Some of the changes will likely make England a more desirable forum for
international litigants having a choice; other changes should be taken into
account as possible factors arguing against litigation in England. Ultimately,
the CPR will likely favor international plaintiffs with strong cases, enabling
them to obtain judgments more swiftly and efficiently than they were
before. For other potential parties, the new Rules might prove to be more
problematic.
The New CPR
England’s new Civil Procedure Rules 1998 (CPR) -- also known as the
“Woolf Reforms,” after Lord Woolf, the Master of the Rolls, who advanced
proposals for reforms in his 1995 interim “Access to Justice” report and in
his final report in 1996 -- represent England’s response to perceived
shortcomings in civil litigation in the 1990s. With the overriding objective,
as stated in Rule 1.1, of “enabling the court to deal with cases justly,” the
rules pursue this objective by, so far as is practical, “ensuring that the case is
dealt with expeditiously and fairly and allocating to each case an appropriate
share of the court’s resources, taking into account the need to allot
resources to other cases, ensuring that the parties are on an equal footing
saving expense dealing with the case in ways that are proportionate to the
amounts of money involved, the importance of the case, the complexity of
the issues and the financial positions of each party.”
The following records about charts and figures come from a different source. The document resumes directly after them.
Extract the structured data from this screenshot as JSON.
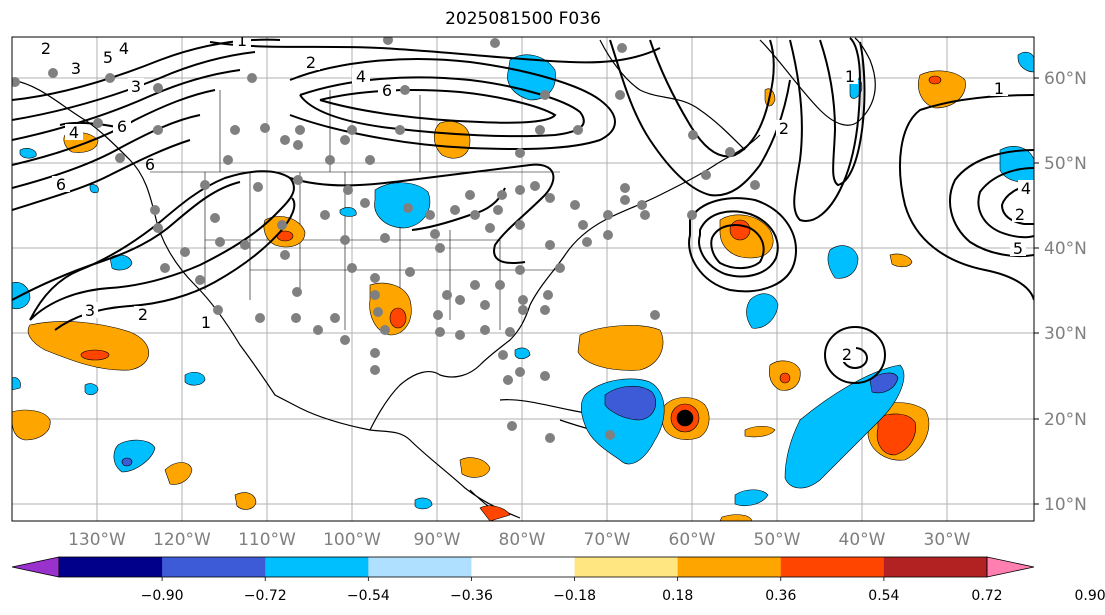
{
  "title": "2025081500 F036",
  "map": {
    "lat_labels": [
      "60°N",
      "50°N",
      "40°N",
      "30°N",
      "20°N",
      "10°N"
    ],
    "lon_labels": [
      "130°W",
      "120°W",
      "110°W",
      "100°W",
      "90°W",
      "80°W",
      "70°W",
      "60°W",
      "50°W",
      "40°W",
      "30°W"
    ],
    "contour_labels": [
      "1",
      "2",
      "3",
      "4",
      "5",
      "6",
      "6",
      "2",
      "4",
      "6",
      "1",
      "2",
      "1",
      "2",
      "3",
      "4",
      "2",
      "1",
      "4",
      "2",
      "5",
      "6",
      "3"
    ],
    "fill_colors": {
      "light_orange": "#ffa500",
      "dark_orange": "#ff4500",
      "light_blue": "#00bfff",
      "mid_blue": "#3d5bd6",
      "black_dot": "#000000",
      "station_gray": "#808080"
    }
  },
  "colorbar": {
    "colors": [
      "#9932cc",
      "#00008b",
      "#3d5bd6",
      "#00bfff",
      "#b0e0ff",
      "#ffffff",
      "#ffe680",
      "#ffa500",
      "#ff4500",
      "#b22222",
      "#ff80b0"
    ],
    "tick_labels": [
      "−0.90",
      "−0.72",
      "−0.54",
      "−0.36",
      "−0.18",
      "0.18",
      "0.36",
      "0.54",
      "0.72",
      "0.90"
    ]
  }
}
The new CPR also embody an apparent effort to demystify civil
litigation. New words for key terms in litigation, including “Claimant”
instead of “Plaintiff,” “Statements of Case” in place of “Pleadings,” and
“Witness Summons” instead of “Subpoena,” are only one example of the
CPR’s emphasis on making civil litigation more straightforward and
accessible.
Key Changes
Several measures in the CPR emphasize the administration of justice.
Courts, rather than the parties, are now responsible for case management.
It remains to be seen, however, whether English judges will issue and
enforce strict case management directions. Courts heretofore have
themselves been responsible for delays, by, for example, failing to fix court
dates. The new rules empower judges to set a schedule for proceedings to
which the parties must strictly adhere. Cases are assigned to one of three
tracks after the defendant has answered; cases worth between £5,000 and
$15,000 are normally assigned to the fast track, with a fixed 30-week
timetable to trial, and some fixed costs. Courts are also generally able to
assert control over case administration, insisting that things progress swiftly.